The bank also warned about “current conditions of rising uncertainty,” insisting it would make its decisions based on incoming data.

Uncertainty about the fallout from potential US tariffs — President Donald Trump has threatened a 25-percent duty on all EU goods — was already clouding the outlook and potentially pushing rate-setters towards hitting pause.

German spending plans

New plans announced Tuesday by Germany’s likely next chancellor Friedrich Merz to spend several hundred billion euros more on defence and infrastructure in the coming years could impact policymakers’ considerations, observers said.

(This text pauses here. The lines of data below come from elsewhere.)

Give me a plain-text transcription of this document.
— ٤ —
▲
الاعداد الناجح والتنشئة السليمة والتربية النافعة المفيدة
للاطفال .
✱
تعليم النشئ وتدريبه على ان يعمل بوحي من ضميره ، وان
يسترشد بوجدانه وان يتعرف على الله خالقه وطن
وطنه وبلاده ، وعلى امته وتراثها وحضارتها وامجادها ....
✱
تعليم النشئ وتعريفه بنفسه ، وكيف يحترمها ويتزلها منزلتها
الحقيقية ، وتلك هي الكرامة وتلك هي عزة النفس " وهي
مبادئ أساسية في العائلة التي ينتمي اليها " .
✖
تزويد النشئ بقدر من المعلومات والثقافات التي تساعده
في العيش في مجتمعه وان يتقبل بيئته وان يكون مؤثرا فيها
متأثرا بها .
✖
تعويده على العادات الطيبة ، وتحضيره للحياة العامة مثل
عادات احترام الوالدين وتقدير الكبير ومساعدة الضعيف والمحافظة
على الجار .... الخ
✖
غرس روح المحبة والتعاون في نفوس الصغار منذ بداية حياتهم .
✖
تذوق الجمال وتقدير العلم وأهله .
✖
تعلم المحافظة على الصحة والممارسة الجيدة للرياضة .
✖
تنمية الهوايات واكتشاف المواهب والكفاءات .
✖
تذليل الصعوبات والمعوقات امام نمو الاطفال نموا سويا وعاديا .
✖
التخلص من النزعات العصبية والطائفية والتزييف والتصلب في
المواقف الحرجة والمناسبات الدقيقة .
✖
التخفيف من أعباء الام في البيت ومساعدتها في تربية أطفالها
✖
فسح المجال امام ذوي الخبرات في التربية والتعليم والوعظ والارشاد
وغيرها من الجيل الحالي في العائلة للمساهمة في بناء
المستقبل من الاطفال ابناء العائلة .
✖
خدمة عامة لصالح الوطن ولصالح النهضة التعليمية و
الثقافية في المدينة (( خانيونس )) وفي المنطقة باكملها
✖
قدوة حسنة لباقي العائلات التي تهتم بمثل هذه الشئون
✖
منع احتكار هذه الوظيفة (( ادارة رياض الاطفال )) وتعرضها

The dramatic move was driven by fears that long-standing US security guarantees for Europe will be weakened under Trump amid a rush to end the war in Ukraine.

The proposals still need to be rushed through the German parliament, and their impacts are for now uncertain, although some analysts believe such a spending surge has the potential to stoke inflation and discourage further rate cuts.

Investors are now awaiting comments by ECB President Christine Lagarde at the post-meeting press conference.

Even before the German announcement, ECB policymakers were already asking how much further it should continue on the path to lower interest rates.

Isabel Schnabel, an influential ECB board member, told The Financial Times last month that policymakers were getting “closer to the point where we may have to pause or halt our rate cuts”.

“We can no longer say with confidence that our monetary policy is still restrictive,” she said.

Trump effect

In the United States, where the economy is in more robust health than in the eurozone, the Federal Reserve paused rate cuts recently after inflation rose and amid uncertainty about the future direction of Trump’s policy.

Lagarde has so far sought to avoid tipping the ECB’s hand and could stick with her mantra of making decisions “meeting-by-meeting” in her remarks after the rates announcement, observers said.

“Global uncertainties have increased significantly in recent weeks,” said Felix Schmidt, an economist from Berenberg bank, pointing to Trump’s tariff threats.

Given this “Lagarde will refrain from giving any clear forward guidance and will try to maintain maximum flexibility,” he added.